The plastics
data set consists of the monthly sales (in thousands) of product A for a plastics manufacturer for five years.
autoplot(plastics, main = 'Monthly sales (in thousands) of product A for a plastics manufacturer')
There is a visible upward trend throughout 5 years. Additionally, there are seasonal fluctuations, sales start at the lowest level in the beginning of a year, peak mid-year and then slow down for the remainder of each year.
fit <- plastics %>% decompose(type = 'multiplicative')
autoplot(fit) + ggtitle('Classical multiplicative decomposition')
Yes, the results of decomposition support the assessment from part ‘a’. There few runs that suggest that some of the trend-cycle component got into remainder component because the trend-cycle has over-smoothed the data.
autoplot(plastics, series = 'Unadjusted') +
autolayer(seasadj(fit),series="Seasonally adjusted") + theme(legend.title=element_blank())

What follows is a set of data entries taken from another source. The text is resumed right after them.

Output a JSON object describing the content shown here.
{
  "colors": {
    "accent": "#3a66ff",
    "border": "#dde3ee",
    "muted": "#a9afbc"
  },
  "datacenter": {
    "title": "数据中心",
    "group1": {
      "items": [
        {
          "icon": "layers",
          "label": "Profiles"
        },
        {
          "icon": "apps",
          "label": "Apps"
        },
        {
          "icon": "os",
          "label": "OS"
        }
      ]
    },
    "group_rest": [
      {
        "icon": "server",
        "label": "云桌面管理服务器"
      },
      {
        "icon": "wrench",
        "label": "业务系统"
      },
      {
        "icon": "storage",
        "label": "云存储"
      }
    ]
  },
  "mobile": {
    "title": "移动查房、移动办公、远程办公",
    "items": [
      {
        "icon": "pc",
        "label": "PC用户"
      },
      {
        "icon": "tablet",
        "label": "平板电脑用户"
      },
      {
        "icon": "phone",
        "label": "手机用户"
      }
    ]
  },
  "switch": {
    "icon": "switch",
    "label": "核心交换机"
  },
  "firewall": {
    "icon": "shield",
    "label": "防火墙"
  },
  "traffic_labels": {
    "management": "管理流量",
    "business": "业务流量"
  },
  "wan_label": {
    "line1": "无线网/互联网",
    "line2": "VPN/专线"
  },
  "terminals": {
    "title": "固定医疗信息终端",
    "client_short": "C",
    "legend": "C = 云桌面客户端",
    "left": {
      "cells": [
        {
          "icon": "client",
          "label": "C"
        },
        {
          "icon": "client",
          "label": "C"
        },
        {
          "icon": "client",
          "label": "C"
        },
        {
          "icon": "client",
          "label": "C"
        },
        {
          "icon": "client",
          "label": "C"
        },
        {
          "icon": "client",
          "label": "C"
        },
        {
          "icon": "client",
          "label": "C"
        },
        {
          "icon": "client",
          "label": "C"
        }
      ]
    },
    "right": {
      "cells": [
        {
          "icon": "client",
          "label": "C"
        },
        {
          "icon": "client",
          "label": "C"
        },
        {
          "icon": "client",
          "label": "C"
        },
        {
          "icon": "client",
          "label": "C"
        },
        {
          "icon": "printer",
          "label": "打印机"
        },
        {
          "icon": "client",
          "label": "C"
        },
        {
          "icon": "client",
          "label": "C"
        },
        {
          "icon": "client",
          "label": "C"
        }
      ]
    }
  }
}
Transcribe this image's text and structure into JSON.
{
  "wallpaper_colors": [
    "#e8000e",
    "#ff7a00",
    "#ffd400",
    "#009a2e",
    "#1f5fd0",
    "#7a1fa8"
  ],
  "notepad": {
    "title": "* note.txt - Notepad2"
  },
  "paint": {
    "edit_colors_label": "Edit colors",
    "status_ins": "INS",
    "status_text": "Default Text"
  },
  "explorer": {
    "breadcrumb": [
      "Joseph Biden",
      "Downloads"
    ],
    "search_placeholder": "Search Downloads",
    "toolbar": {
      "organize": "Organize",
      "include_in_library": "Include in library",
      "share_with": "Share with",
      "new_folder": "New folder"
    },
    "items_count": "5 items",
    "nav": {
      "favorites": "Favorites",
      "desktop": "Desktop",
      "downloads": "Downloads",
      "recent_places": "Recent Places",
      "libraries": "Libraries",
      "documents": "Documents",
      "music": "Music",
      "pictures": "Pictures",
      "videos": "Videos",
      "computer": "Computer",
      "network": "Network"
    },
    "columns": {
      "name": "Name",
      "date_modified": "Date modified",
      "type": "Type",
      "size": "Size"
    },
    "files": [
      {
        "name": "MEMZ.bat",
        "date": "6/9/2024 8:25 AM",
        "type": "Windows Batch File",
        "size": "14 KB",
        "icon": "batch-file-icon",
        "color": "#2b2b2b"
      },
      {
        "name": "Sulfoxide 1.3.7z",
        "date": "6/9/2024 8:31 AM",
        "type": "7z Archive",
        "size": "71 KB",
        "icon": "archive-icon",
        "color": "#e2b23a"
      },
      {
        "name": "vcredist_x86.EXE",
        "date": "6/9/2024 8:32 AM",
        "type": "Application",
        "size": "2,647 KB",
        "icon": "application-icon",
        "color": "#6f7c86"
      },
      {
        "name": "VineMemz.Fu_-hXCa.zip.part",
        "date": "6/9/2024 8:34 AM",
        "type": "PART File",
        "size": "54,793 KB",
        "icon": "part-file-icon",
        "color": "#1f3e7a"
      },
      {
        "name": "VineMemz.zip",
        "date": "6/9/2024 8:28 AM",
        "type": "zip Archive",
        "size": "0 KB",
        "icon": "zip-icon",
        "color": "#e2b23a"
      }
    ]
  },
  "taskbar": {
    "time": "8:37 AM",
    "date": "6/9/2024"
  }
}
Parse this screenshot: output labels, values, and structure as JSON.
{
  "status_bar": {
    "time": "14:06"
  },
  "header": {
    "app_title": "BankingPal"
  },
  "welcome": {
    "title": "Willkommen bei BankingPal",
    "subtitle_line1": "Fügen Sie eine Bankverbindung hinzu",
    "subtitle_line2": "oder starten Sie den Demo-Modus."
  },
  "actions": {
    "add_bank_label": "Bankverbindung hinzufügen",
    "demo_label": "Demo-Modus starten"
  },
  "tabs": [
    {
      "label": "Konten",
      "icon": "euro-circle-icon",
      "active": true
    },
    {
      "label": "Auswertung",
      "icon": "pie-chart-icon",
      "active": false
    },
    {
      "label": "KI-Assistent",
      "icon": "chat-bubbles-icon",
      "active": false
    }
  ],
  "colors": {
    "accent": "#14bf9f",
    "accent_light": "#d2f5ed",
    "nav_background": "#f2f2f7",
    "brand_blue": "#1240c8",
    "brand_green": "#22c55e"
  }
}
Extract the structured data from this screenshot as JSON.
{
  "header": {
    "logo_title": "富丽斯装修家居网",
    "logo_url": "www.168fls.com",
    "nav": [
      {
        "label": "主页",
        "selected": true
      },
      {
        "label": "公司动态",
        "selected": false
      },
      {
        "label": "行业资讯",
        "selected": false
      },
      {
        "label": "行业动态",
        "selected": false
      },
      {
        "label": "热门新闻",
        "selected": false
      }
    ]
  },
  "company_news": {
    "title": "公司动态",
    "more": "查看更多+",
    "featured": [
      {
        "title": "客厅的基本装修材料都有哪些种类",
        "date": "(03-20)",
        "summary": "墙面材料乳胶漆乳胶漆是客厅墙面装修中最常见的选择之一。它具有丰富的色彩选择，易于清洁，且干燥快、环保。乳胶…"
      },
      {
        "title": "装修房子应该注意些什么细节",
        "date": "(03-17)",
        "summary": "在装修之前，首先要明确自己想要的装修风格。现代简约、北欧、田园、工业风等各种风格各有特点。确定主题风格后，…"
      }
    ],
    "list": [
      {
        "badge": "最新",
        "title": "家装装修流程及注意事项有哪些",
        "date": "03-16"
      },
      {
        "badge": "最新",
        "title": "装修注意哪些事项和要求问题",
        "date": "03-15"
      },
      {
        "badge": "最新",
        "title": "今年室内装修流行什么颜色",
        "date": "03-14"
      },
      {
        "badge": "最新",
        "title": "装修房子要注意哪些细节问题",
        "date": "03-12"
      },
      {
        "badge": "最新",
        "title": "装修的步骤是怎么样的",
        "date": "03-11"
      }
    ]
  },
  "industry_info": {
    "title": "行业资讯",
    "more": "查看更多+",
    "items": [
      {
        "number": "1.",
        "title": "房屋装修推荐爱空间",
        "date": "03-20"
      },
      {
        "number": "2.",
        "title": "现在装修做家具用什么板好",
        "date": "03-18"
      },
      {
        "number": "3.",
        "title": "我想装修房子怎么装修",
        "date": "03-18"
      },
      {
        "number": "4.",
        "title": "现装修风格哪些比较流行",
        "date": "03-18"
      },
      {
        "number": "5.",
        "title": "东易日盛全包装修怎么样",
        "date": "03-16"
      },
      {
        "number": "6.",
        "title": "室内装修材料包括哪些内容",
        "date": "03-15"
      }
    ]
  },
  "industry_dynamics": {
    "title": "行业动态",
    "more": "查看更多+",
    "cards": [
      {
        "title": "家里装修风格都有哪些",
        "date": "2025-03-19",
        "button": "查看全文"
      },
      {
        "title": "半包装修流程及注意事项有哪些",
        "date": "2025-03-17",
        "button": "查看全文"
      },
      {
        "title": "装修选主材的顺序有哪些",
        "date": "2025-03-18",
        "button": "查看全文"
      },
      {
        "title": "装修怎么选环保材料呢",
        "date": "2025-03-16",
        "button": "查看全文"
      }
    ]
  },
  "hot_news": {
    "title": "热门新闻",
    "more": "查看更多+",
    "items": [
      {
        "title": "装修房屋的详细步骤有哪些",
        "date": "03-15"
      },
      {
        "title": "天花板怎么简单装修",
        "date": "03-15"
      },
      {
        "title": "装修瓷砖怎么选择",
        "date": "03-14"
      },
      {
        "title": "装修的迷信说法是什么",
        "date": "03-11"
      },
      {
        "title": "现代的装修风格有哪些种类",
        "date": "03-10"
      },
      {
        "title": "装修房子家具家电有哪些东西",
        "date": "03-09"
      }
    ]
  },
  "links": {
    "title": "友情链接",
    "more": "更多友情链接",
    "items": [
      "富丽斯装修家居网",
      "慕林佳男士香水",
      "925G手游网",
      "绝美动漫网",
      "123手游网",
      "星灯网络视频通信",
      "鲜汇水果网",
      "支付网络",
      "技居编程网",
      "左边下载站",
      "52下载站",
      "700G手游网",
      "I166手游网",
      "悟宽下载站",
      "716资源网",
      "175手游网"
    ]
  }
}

plastics_mid <- replace(plastics,30,350)
fit <- plastics_mid %>% decompose(type = 'multiplicative')
a <- autoplot(fit) + ggtitle('Multiplicative decomposition')
b <- autoplot(plastics_mid, series = 'Unadjusted') + ggtitle('With seasonal adjustment') +
autolayer(seasadj(fit),series="Seasonally adjusted") + theme(legend.position="bottom") + theme(legend.title=element_blank())
grid.arrange(a, b, nrow = 1)
plastics_end <- replace(plastics,57,350)
fit <- plastics_end %>% decompose(type = 'multiplicative')
a <- autoplot(fit) + ggtitle('Multiplicative decomposition')
b <- autoplot(plastics_end, series = 'Unadjusted') + ggtitle('With seasonal adjustment') +
autolayer(seasadj(fit),series="Seasonally adjusted") + theme(legend.position="bottom") + theme(legend.title=element_blank())
grid.arrange(a, b, nrow = 1)
It appears that adding an outlier towards the end of time series doesn’t change seasonally adjusted series by much other than creating a drop to indicate the outlier. Mid-series adjustment, however, seemed to keep some seasonality in as evident from the part ‘e’, seasonally adjusted series have a spike corresponding to each unadjusted series spike for all years but the one with an outlier, and hence affecting the whole series.
Recall your retail time series data (from Exercise 3 in Section 2.10). Decompose the series using X11. Does it reveal any outliers, or unusual features that you had not noticed previously?
download.file('https://otexts.com/fpp2/extrafiles/retail.xlsx','retail.xlsx')
retaildata <- readxl::read_excel("retail.xlsx", skip=1)
myts <- ts(retaildata[,"A3349398A"],
frequency=12, start=c(1982,4))
fit <- myts %>% seas(x11='')
autoplot(fit) + ggtitle('X11 decomposition')
autoplot(myts, series='Data') +
autolayer(trendcycle(fit), series='Trend') +
autolayer(seasadj(fit),series="Seasonally adjusted") +
scale_colour_manual(values=c("gray","blue","red"),breaks=c("Data","Seasonally adjusted","Trend")) +
theme(legend.position="bottom") + theme(legend.title=element_blank())
Yes, few spikes in the remainder indicate the presence of potential outliers and we can see the data points that were not previously noticeable when plotted as part of time series.